Questions
Foundation & Mindset
1. A lot of engineers call themselves engineers forever, even when they're running a business, managing clients, and making decisions that have nothing to do with a fader. When did you stop thinking of yourself as just a mixer, and what forced that shift?
2. You moved to LA in 2017 with what sounds like very little safety net. What was the math you did, or refused to do, to make that decision feel survivable?
3. A lot of engineers are waiting for permission. A credit, a co-sign, the right gear, the right city. You didn't seem to wait for any of that. Was that confidence, desperation, or a story you told yourself on purpose?
4. When you were engineering at NRG and Kanye walks in, what was the internal monologue? Because that's the moment most engineers freeze.
Network & Opportunity
5. A lot of engineers think specializing will limit them. You bet hard on a sound and a workflow. What did you say no to in order to say yes to that?
6. The Tyga session that led to Kanye. That's the kind of moment people frame as luck. But you were physically in the room because you'd done a hundred boring things first. Walk me through what those hundred boring things actually were.
7. You've now worked with Burna Boy on close to a hundred songs. How did the first one happen, and what did you do in the beginning of that relationship that made it the relationship it is today.
Outreach
8. When you first moved to LA, you hand-delivered boxes of donuts with your resume taped to the lid to studios across the Valley until someone let you in. That story gets told a lot, but I want the un-famous version. How many studios did you actually hit? What was the actual ask when you walked in? A job, a coffee, a tour? How many ignored you? And what's the version of that story that didn't work, where you tried something clever and it just made you feel desperate?
9. Every time that story gets retold, someone's going to hear it and think "I should go buy donuts." But the donuts weren't the point. You were just impossible to ignore. What's the difference between copying someone's tactic and understanding why it actually worked?
10. A lot of engineers never reach out to anyone. They stay in their room and hope the work finds them. You seem to have both a client network and a peer network. You teach at Puremix, you collaborate with Eddie on Mixland, you talk to other engineers publicly. How often are you meeting with engineers, producers, artists outside of a session? And for the engineers listening who are terrified to send that first message, what would you tell them?
Sales
11. The Doja Cat mix started as a spec mix. You mixed it before anyone asked you to. That terrifies most engineers. They're afraid of doing free work, or worse, being told no after they tried hard. How do you think about the cost of going first?

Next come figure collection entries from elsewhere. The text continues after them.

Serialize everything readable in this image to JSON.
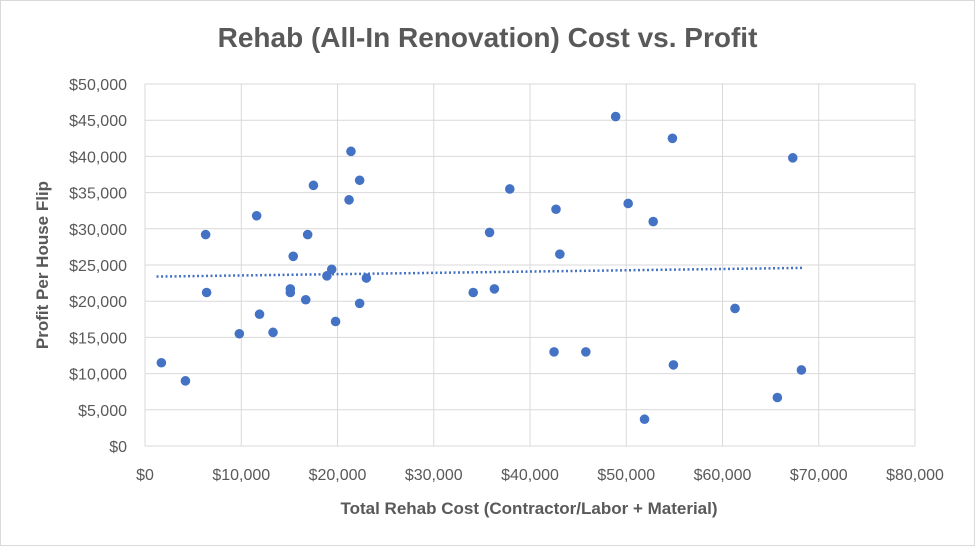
{
  "chart_data": {
    "type": "scatter",
    "title": "Rehab (All-In Renovation) Cost vs. Profit",
    "xlabel": "Total Rehab Cost (Contractor/Labor  + Material)",
    "ylabel": "Profit Per House Flip",
    "xlim": [
      0,
      80000
    ],
    "ylim": [
      0,
      50000
    ],
    "x_ticks": [
      "$0",
      "$10,000",
      "$20,000",
      "$30,000",
      "$40,000",
      "$50,000",
      "$60,000",
      "$70,000",
      "$80,000"
    ],
    "y_ticks": [
      "$0",
      "$5,000",
      "$10,000",
      "$15,000",
      "$20,000",
      "$25,000",
      "$30,000",
      "$35,000",
      "$40,000",
      "$45,000",
      "$50,000"
    ],
    "grid": true,
    "point_color": "#4472c4",
    "trendline": {
      "type": "linear",
      "style": "dotted",
      "color": "#4472c4",
      "x": [
        1200,
        68300
      ],
      "y": [
        23400,
        24600
      ]
    },
    "points": [
      {
        "x": 1700,
        "y": 11500
      },
      {
        "x": 4200,
        "y": 9000
      },
      {
        "x": 6300,
        "y": 29200
      },
      {
        "x": 6400,
        "y": 21200
      },
      {
        "x": 9800,
        "y": 15500
      },
      {
        "x": 11600,
        "y": 31800
      },
      {
        "x": 11900,
        "y": 18200
      },
      {
        "x": 13300,
        "y": 15700
      },
      {
        "x": 15100,
        "y": 21700
      },
      {
        "x": 15100,
        "y": 21200
      },
      {
        "x": 15400,
        "y": 26200
      },
      {
        "x": 16700,
        "y": 20200
      },
      {
        "x": 16900,
        "y": 29200
      },
      {
        "x": 17500,
        "y": 36000
      },
      {
        "x": 18900,
        "y": 23500
      },
      {
        "x": 19400,
        "y": 24400
      },
      {
        "x": 19800,
        "y": 17200
      },
      {
        "x": 21200,
        "y": 34000
      },
      {
        "x": 21400,
        "y": 40700
      },
      {
        "x": 22300,
        "y": 36700
      },
      {
        "x": 22300,
        "y": 19700
      },
      {
        "x": 23000,
        "y": 23200
      },
      {
        "x": 34100,
        "y": 21200
      },
      {
        "x": 35800,
        "y": 29500
      },
      {
        "x": 36300,
        "y": 21700
      },
      {
        "x": 37900,
        "y": 35500
      },
      {
        "x": 42500,
        "y": 13000
      },
      {
        "x": 42700,
        "y": 32700
      },
      {
        "x": 43100,
        "y": 26500
      },
      {
        "x": 45800,
        "y": 13000
      },
      {
        "x": 48900,
        "y": 45500
      },
      {
        "x": 50200,
        "y": 33500
      },
      {
        "x": 51900,
        "y": 3700
      },
      {
        "x": 52800,
        "y": 31000
      },
      {
        "x": 54800,
        "y": 42500
      },
      {
        "x": 54900,
        "y": 11200
      },
      {
        "x": 61300,
        "y": 19000
      },
      {
        "x": 65700,
        "y": 6700
      },
      {
        "x": 67300,
        "y": 39800
      },
      {
        "x": 68200,
        "y": 10500
      }
    ]
  }
}
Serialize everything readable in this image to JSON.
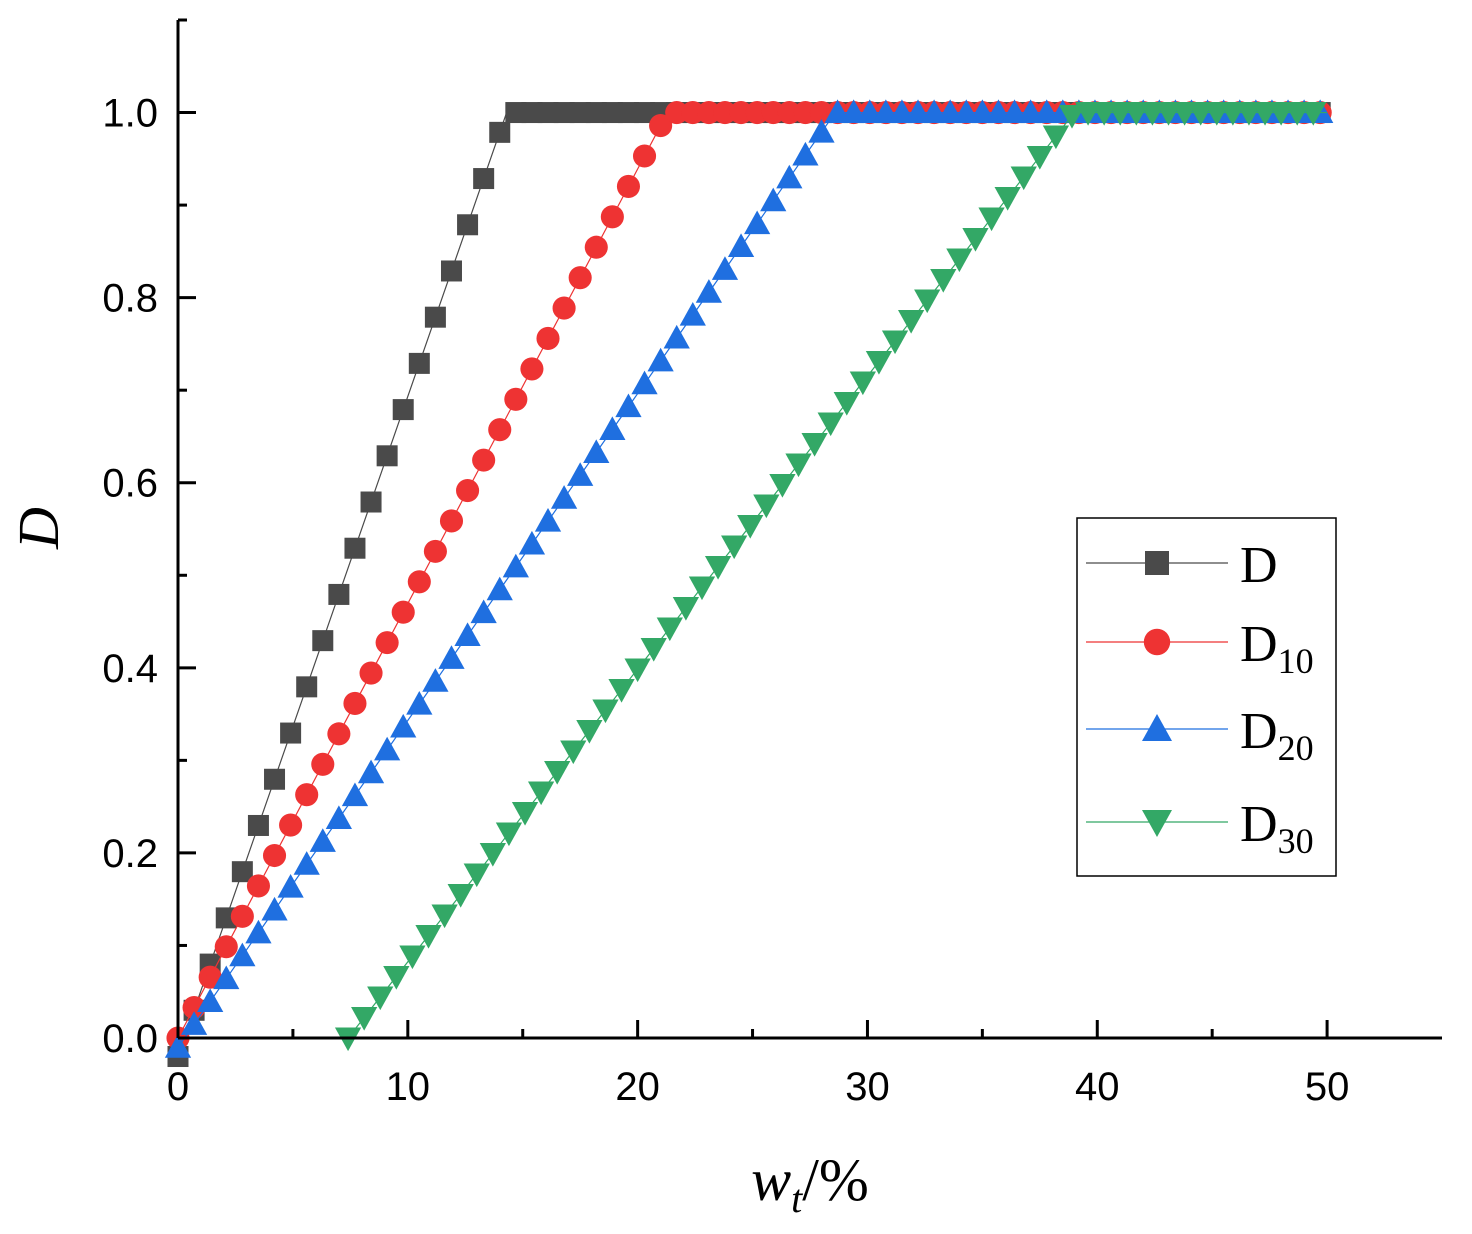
{
  "chart_data": {
    "type": "scatter",
    "title": "",
    "xlabel_main": "w",
    "xlabel_sub": "t",
    "xlabel_suffix": "/%",
    "ylabel": "D",
    "xlim": [
      0,
      55
    ],
    "ylim": [
      0,
      1.1
    ],
    "xticks": [
      0,
      10,
      20,
      30,
      40,
      50
    ],
    "xtick_labels": [
      "0",
      "10",
      "20",
      "30",
      "40",
      "50"
    ],
    "yticks": [
      0,
      0.2,
      0.4,
      0.6,
      0.8,
      1.0
    ],
    "ytick_labels": [
      "0.0",
      "0.2",
      "0.4",
      "0.6",
      "0.8",
      "1.0"
    ],
    "legend_position": "center-right",
    "series": [
      {
        "name": "D",
        "label_main": "D",
        "label_sub": "",
        "color": "#4a4a4a",
        "marker": "square",
        "x_start": 0,
        "x_end": 50,
        "x_step": 0.7,
        "segments": [
          [
            0,
            -0.02
          ],
          [
            14.3,
            1.0
          ],
          [
            50,
            1.0
          ]
        ]
      },
      {
        "name": "D10",
        "label_main": "D",
        "label_sub": "10",
        "color": "#ee3333",
        "marker": "circle",
        "x_start": 0,
        "x_end": 50,
        "x_step": 0.7,
        "segments": [
          [
            0,
            0.0
          ],
          [
            21.3,
            1.0
          ],
          [
            50,
            1.0
          ]
        ]
      },
      {
        "name": "D20",
        "label_main": "D",
        "label_sub": "20",
        "color": "#1f6fe0",
        "marker": "triangle-up",
        "x_start": 0,
        "x_end": 50,
        "x_step": 0.7,
        "segments": [
          [
            0,
            -0.01
          ],
          [
            28.6,
            1.0
          ],
          [
            50,
            1.0
          ]
        ]
      },
      {
        "name": "D30",
        "label_main": "D",
        "label_sub": "30",
        "color": "#33a866",
        "marker": "triangle-down",
        "x_start": 7.4,
        "x_end": 50,
        "x_step": 0.7,
        "segments": [
          [
            7.4,
            0.0
          ],
          [
            39.0,
            1.0
          ],
          [
            50,
            1.0
          ]
        ]
      }
    ]
  }
}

12. For engineers trying to make the jump to working with major labels, what should they understand about how those conversations actually start?

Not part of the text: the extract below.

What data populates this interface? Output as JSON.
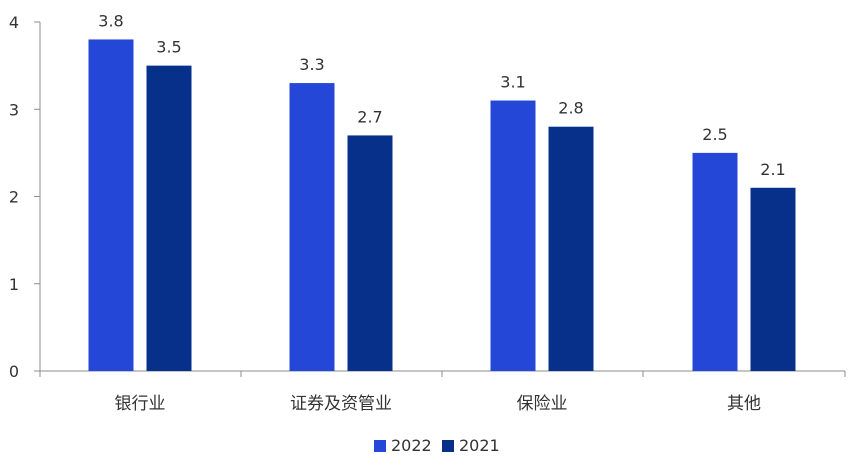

13. How do you think about pricing as your career grows? Without getting into specifics you'd rather keep private, what changes about the way you set rates as the work gets bigger?
14. Mixland gives you a second income stream that isn't trading hours for dollars. Was building that intentional financial protection, or did the business case sneak up on you?
15. Do you wish someone had talked to you about money earlier in your career? Not rates, but the actual financial side. Taxes, saving, knowing when you could afford to say no. What did you have to figure out the hard way?
Systems & Long Game
16. What does a normal non-mixing week look like for you now? How much of your time is spent on the business of mixing versus the act of mixing?
17. Working on a project with Burna Boy and shipping a Mixland plugin and recording your own music are three full-time jobs. What's the operating system that makes that possible without you imploding?
18. Walk us through the actual tools. What are you using day to day to run the business side? Calendar, invoicing, file delivery, communication. What does the stack look like?
Closing
19. You've been vocal about supporting what we're building here since before we ever met in person. Why? What is it about this conversation, the business of mixing, that you think engineers need to hear?
20. You just put out music as an artist, Won't Let Go and Feel Your Wave. What does an engineer learn about engineers by becoming the one waiting for the mix to come back?
21. If you had to give one piece of advice to the version of you who was still in Minnesota in 2016, but you weren't allowed to talk about gear or technique, what would it be?
22. One thing you'd absolutely do again. One thing you'd never do again.